See the glass feeder in the above photo?... The bottom broke off and I'm blaming it on those pesky birds.  I put another feeder out and now it's on the ground. Understand my frustration?
I thought I'd pass on the few strategies I've learned to deal/manage these pests...

  • Take your feeders down for a few days and hopefully the birds will move on to another location. This is where I'm at on my strategy list...
  • Use thistle/tube feeders that the large birds can't hold on to. For suet feeders, try one that requires the birds to hang upside down. Woodpeckers enjoy this, but supposedly Starlings don't.
  • Make a cage of chicken wire around your feeders that only allows smaller birds access to the birdseed.  Doesn't sound too attractive, so I probably won't do this...
  • Avoid platform feeders completely and try to keep birdseed off the ground.
  • Use only safflower seed and avoid mixed birdseed containing milo.
  • Learn to enjoy and appreciate these birds.  I don't think so... 

I'll wait a week then only use thistle and safflower in my feeders...  Hopefully, my visitors will have packed-up and moved-on!


  1. Starlings are a pest in Australia too. But my most detested introduced bird is the Indian Mynah. Like the starlings where you are it is here in large numbers. It bullies the native birds. It nests in tree hollows. Our native parrots (and possums) are often evicted by them. The native birds will share trees. Indian Mynahs are territorial and while only using one nesting hollow will not allow any other species to use the others nearby. That feels good, having a rant. Thankyou. I hope your strategies work with your feeders.

  2. I hope you have success keeping those pest away from your feeders!

  3. Dear Rebecca, I so agree with everything you said in this post. Good luck in keeping the pests away. P

  4. Thanks for the comments and encouragement! Since I've switched to safflower seed most of the Starlings have left. Of course now I'm paying twice as much to feed the birds, but it's worth the price! Hazel-The Indian Mynah sounds like a bird I could do without.. Hopefully it will never make it to my Midwest American feeder!

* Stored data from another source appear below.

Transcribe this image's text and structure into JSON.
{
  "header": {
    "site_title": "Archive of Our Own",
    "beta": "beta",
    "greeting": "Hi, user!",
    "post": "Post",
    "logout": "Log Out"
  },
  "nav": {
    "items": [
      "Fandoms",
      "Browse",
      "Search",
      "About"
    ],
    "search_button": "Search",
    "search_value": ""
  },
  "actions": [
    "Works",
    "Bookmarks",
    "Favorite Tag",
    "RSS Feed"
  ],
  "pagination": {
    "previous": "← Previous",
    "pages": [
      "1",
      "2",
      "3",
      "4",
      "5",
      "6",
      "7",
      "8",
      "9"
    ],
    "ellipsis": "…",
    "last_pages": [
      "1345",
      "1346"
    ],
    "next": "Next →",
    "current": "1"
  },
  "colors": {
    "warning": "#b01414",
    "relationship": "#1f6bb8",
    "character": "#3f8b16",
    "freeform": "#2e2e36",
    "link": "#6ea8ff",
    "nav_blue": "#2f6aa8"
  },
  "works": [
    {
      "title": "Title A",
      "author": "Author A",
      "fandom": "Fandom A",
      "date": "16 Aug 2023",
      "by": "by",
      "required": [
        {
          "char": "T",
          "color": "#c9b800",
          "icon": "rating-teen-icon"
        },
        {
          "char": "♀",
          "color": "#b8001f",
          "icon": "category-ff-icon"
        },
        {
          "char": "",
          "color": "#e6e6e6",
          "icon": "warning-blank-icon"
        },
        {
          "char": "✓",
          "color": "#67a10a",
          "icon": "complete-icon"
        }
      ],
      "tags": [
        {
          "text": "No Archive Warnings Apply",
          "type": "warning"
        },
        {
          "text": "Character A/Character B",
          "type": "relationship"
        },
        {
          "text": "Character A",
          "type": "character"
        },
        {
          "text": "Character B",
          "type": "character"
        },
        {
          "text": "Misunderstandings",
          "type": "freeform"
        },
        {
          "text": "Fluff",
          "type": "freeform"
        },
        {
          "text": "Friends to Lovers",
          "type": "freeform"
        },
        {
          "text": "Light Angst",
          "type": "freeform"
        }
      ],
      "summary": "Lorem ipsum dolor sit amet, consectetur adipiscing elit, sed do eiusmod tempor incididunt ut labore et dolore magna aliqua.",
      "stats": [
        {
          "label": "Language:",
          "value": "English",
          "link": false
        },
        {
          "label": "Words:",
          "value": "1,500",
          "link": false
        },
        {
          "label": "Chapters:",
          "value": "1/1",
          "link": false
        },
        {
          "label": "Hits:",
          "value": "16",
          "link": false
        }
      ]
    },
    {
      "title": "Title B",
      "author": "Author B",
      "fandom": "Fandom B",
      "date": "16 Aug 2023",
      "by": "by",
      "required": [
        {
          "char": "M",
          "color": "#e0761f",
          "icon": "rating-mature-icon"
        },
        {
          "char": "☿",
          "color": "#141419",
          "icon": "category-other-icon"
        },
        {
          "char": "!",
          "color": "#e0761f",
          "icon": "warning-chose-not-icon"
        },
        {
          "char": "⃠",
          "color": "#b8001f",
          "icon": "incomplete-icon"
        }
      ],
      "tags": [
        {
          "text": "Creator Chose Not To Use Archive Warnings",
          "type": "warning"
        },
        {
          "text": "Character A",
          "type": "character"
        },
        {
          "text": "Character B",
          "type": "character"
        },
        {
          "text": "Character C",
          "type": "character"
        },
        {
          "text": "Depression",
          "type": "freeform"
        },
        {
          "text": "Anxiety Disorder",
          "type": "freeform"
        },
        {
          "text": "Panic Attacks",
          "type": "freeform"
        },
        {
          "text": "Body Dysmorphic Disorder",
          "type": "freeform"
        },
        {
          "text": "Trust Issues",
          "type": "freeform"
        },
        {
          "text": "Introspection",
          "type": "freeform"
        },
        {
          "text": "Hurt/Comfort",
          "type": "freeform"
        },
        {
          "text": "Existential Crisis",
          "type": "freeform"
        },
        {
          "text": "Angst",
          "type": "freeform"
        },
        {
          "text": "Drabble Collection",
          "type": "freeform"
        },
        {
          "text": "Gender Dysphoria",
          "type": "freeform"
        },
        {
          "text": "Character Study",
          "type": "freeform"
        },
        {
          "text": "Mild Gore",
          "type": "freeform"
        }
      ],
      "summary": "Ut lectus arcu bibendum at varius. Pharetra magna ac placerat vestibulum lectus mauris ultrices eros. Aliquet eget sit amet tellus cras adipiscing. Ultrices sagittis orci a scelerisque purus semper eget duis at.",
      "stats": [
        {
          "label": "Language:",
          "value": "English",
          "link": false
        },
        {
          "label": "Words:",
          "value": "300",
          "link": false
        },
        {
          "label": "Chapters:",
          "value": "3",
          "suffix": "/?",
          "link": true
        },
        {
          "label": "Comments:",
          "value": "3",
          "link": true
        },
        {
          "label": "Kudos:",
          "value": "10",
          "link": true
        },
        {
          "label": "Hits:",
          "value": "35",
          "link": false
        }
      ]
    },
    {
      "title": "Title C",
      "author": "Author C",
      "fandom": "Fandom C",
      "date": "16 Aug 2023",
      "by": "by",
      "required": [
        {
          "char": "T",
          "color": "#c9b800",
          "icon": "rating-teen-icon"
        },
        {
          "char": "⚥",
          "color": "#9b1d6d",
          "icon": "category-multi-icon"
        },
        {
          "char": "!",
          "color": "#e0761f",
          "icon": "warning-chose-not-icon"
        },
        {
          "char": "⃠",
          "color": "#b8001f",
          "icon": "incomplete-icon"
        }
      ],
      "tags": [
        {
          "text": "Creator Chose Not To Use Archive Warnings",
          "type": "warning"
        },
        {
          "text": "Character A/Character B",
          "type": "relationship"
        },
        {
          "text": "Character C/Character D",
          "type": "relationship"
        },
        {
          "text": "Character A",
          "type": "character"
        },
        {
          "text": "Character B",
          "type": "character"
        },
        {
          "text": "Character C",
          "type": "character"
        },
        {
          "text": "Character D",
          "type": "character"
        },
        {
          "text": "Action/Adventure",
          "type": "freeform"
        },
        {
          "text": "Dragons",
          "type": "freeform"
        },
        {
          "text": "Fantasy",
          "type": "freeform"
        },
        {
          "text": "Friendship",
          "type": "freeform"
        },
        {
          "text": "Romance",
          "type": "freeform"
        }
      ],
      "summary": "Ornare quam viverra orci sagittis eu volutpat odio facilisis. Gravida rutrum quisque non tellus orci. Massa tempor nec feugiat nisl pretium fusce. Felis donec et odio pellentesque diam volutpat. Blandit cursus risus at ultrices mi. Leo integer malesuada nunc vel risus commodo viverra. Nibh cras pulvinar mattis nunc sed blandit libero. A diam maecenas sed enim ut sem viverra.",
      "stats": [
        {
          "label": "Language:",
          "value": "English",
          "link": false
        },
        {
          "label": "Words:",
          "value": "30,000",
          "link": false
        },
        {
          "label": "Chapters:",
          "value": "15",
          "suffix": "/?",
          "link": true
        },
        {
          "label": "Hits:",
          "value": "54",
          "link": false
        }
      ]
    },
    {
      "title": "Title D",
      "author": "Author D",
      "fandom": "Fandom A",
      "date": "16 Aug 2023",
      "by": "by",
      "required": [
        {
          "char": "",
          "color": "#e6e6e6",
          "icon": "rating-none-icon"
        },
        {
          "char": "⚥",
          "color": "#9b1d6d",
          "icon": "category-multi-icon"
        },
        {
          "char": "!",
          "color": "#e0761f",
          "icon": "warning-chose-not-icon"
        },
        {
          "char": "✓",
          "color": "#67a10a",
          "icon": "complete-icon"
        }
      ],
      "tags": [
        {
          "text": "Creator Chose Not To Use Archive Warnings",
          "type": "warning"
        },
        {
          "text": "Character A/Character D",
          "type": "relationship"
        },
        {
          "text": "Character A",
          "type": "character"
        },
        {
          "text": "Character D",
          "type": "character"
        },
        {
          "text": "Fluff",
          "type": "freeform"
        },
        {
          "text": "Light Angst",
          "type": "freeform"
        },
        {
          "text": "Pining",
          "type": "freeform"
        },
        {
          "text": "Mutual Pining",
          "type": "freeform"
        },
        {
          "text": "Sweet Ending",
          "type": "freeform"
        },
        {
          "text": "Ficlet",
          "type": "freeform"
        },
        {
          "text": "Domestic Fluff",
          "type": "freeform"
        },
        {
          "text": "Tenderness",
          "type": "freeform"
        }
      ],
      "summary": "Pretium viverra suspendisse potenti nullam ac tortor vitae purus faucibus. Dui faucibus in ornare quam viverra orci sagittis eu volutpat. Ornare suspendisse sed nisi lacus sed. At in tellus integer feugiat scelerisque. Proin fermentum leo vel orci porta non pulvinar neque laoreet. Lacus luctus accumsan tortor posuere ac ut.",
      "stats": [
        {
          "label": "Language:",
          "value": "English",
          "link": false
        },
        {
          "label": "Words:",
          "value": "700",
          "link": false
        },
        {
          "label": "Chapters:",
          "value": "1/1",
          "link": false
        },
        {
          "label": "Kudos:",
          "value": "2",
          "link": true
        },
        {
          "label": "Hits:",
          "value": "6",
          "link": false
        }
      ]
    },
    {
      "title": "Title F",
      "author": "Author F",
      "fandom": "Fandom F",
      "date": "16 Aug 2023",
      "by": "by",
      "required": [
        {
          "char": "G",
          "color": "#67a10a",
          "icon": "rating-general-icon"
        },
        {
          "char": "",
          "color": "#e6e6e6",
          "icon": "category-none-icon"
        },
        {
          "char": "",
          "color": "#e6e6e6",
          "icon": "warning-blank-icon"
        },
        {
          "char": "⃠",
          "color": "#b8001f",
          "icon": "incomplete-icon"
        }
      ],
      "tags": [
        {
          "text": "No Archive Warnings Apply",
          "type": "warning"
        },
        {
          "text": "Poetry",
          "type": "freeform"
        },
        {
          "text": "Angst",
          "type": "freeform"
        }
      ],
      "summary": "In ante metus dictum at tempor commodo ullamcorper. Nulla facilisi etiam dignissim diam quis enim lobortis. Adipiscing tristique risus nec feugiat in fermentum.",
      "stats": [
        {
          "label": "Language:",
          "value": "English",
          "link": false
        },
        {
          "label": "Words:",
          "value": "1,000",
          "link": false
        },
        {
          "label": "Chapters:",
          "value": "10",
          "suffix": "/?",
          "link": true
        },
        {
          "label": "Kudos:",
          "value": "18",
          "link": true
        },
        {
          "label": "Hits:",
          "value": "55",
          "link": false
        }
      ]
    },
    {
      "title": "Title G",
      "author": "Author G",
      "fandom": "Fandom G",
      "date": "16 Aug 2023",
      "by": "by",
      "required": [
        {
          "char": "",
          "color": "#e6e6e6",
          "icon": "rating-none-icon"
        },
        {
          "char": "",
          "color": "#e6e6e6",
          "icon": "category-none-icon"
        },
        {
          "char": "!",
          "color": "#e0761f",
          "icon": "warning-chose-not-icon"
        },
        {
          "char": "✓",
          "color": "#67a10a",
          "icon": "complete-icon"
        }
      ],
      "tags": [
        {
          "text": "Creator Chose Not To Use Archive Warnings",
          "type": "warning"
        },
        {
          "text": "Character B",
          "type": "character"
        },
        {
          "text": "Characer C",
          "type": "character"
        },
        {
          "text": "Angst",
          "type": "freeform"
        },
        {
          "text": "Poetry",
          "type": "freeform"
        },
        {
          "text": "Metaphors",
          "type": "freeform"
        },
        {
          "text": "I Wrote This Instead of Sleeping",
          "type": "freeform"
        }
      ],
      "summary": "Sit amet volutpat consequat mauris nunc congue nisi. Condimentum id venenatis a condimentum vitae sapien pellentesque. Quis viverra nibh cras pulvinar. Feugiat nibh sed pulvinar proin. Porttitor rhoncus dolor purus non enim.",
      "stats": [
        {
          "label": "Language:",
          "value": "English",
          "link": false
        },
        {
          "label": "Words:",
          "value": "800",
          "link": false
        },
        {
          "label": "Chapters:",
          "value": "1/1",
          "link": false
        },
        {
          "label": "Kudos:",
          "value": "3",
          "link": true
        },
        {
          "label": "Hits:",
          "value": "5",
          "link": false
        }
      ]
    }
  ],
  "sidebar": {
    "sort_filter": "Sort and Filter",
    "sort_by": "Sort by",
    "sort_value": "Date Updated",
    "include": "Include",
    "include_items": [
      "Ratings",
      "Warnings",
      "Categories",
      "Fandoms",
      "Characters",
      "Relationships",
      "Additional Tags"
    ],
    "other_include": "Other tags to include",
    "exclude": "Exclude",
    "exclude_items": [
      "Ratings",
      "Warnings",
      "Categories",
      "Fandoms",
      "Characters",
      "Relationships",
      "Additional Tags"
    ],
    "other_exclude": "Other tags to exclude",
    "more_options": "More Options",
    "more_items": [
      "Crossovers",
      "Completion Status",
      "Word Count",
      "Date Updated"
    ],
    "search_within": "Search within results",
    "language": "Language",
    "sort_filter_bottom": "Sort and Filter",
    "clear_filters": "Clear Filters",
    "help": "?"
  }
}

  5. Yesterday as I watched the birds at my feeders I was thinking it won't be long before the grackles descend upon them too. I really dislike grackles...they're messy, noisy, aggressive, blah, blah, blah...I'm going to take my biggest feeder down at first sight of them. It is the only feeder they can eat from. The other feeder I have is weight balanced so heavy birds can't feed there. I love this feeder. The largest bird that eats from it is the occasional Cardinal. If two Cardinals sit at the same time, it closes so they get a bit miffed! I feel your pain!